Today, genetic screening to detect genetic carrier status has become a mainstay of current clinical practice and can easily be done by a variety of detection techniques. The aim of such screening programs is to eliminate the transmission of severely debilitating diseases. In the past, many poskim resisted such testing as it was thought that doctors would use the results to screen already-pregnant women with the intent to offer termination of the pregnancy in the event that the fetus was found to carry a genetic disease. That is certainly not the case. Rather, today’s reproductive specialists can help couples found to be at risk to safely initiate a pregnancy using preimplantation genetic diagnosis (PGD), virtually erasing the risk and worry that a naturally occurring pregnancy would impose. Of note, insurance companies typically cover the costs of genetic assessment and, if the couple is found to be at risk, the PGD treatment itself, for they have a financial interest in preventing the birth of sick children.
Rav Yitzchak Zilberstein shlit”a briefly addressed PGD about a quarter century ago in a teshuva to me that was subsequently published in Assia (1995, vol. 8, pp. 47-48). In his response, he sensitively wrote that “one cannot close the door in the face of despondent people who suffer mental anguish in fear of giving birth to sick children, pressure which can drive the mother mad. Therefore, in the case of a serious genetic disease which affects the couple, it is difficult to forbid the suggestion [for genetic screening through PGD].” A more full-throttled endorsement of PGD was recently offered by Rav Asher Weiss shlit”a in Minhat Asher (2013, vol. 1, responsum 89), He was responding to a question from a couple with a child suffering from a serious genetic disorder. There is a fifty-percent chance that future children will suffer from the disorder, and they ask if they are still obligated in the mitzvah of p’ru u’rvu – that is, are they are still obligated to bring more children into the world. He notes in response that it is well established in Halakhah that one is not required to fulfill an affirmative mitzvah if there is excessive financial burden or if it would involve severe physical distress. Drawing his conclusions from unalterable scientific data, he states: “Kal vachomer one is exempt when it would cause a lifetime of suffering for a child not yet born, where there is serious fear that they will be born with physical or mental disabilities and will face a lifetime of suffering.” Nevertheless, he adds, the couple should be strongly encouraged to pursue PGD, despite the fact that in previous generations halakhists were uncomfortable with the procedure, as this is now acceptable.

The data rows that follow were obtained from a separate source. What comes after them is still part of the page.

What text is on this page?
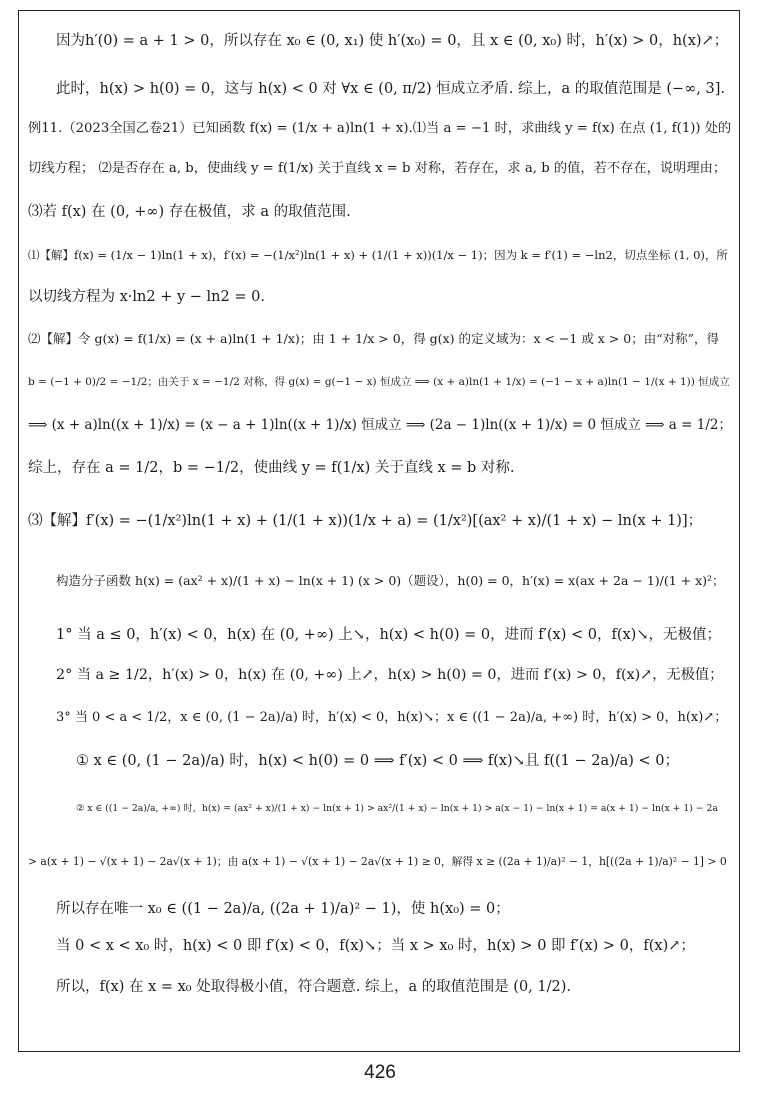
因为h′(0) = a + 1 > 0，所以存在 x₀ ∈ (0, x₁) 使 h′(x₀) = 0，且 x ∈ (0, x₀) 时，h′(x) > 0，h(x)↗；
此时，h(x) > h(0) = 0，这与 h(x) < 0 对 ∀x ∈ (0, π/2) 恒成立矛盾. 综上，a 的取值范围是 (−∞, 3].
例11.（2023全国乙卷21）已知函数 f(x) = (1/x + a)ln(1 + x).⑴当 a = −1 时，求曲线 y = f(x) 在点 (1, f(1)) 处的
切线方程； ⑵是否存在 a, b，使曲线 y = f(1/x) 关于直线 x = b 对称，若存在，求 a, b 的值，若不存在，说明理由；
⑶若 f(x) 在 (0, +∞) 存在极值，求 a 的取值范围.
⑴【解】f(x) = (1/x − 1)ln(1 + x)，f′(x) = −(1/x²)ln(1 + x) + (1/(1 + x))(1/x − 1)；因为 k = f′(1) = −ln2，切点坐标 (1, 0)，所
以切线方程为 x·ln2 + y − ln2 = 0.
⑵【解】令 g(x) = f(1/x) = (x + a)ln(1 + 1/x)；由 1 + 1/x > 0，得 g(x) 的定义域为：x < −1 或 x > 0；由“对称”，得
b = (−1 + 0)/2 = −1/2；由关于 x = −1/2 对称，得 g(x) = g(−1 − x) 恒成立 ⟹ (x + a)ln(1 + 1/x) = (−1 − x + a)ln(1 − 1/(x + 1)) 恒成立
⟹ (x + a)ln((x + 1)/x) = (x − a + 1)ln((x + 1)/x) 恒成立 ⟹ (2a − 1)ln((x + 1)/x) = 0 恒成立 ⟹ a = 1/2；
综上，存在 a = 1/2，b = −1/2，使曲线 y = f(1/x) 关于直线 x = b 对称.
⑶【解】f′(x) = −(1/x²)ln(1 + x) + (1/(1 + x))(1/x + a) = (1/x²)[(ax² + x)/(1 + x) − ln(x + 1)]；
构造分子函数 h(x) = (ax² + x)/(1 + x) − ln(x + 1) (x > 0)（题设），h(0) = 0，h′(x) = x(ax + 2a − 1)/(1 + x)²；
1° 当 a ≤ 0，h′(x) < 0，h(x) 在 (0, +∞) 上↘，h(x) < h(0) = 0，进而 f′(x) < 0，f(x)↘，无极值；
2° 当 a ≥ 1/2，h′(x) > 0，h(x) 在 (0, +∞) 上↗，h(x) > h(0) = 0，进而 f′(x) > 0，f(x)↗，无极值；
3° 当 0 < a < 1/2，x ∈ (0, (1 − 2a)/a) 时，h′(x) < 0，h(x)↘；x ∈ ((1 − 2a)/a, +∞) 时，h′(x) > 0，h(x)↗；
① x ∈ (0, (1 − 2a)/a) 时，h(x) < h(0) = 0 ⟹ f′(x) < 0 ⟹ f(x)↘且 f((1 − 2a)/a) < 0；
② x ∈ ((1 − 2a)/a, +∞) 时，h(x) = (ax² + x)/(1 + x) − ln(x + 1) > ax²/(1 + x) − ln(x + 1) > a(x − 1) − ln(x + 1) = a(x + 1) − ln(x + 1) − 2a
> a(x + 1) − √(x + 1) − 2a√(x + 1)；由 a(x + 1) − √(x + 1) − 2a√(x + 1) ≥ 0，解得 x ≥ ((2a + 1)/a)² − 1，h[((2a + 1)/a)² − 1] > 0
所以存在唯一 x₀ ∈ ((1 − 2a)/a, ((2a + 1)/a)² − 1)，使 h(x₀) = 0；
当 0 < x < x₀ 时，h(x) < 0 即 f′(x) < 0，f(x)↘；当 x > x₀ 时，h(x) > 0 即 f′(x) > 0，f(x)↗；
所以，f(x) 在 x = x₀ 处取得极小值，符合题意. 综上，a 的取值范围是 (0, 1/2).
426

The Borei Olam has revealed to doctors and scientists ways for us to minimize the risks of transmitting genetic diseases to our children, with all of the attendant suffering not only for the affected children but also for their parents and siblings. Proper genetic screening is an important first step and should be considered by all couples prior to pregnancy. Optimally, all individuals who are found to be at risk, i.e. when both partners carry the same recessive genetic trait, should be given genetic counseling and then discuss with their posek the use of PGD as the preferred, primary intervention. In this way, b’ezrat Hashem, yirbu semahot b’Yisrael.
Richard V. Grazi, M.D. is the Director of the Division of Reproductive Endocrinology at Maimonides Medical Center and the founder of GENESIS Fertility & Reproductive Medicine.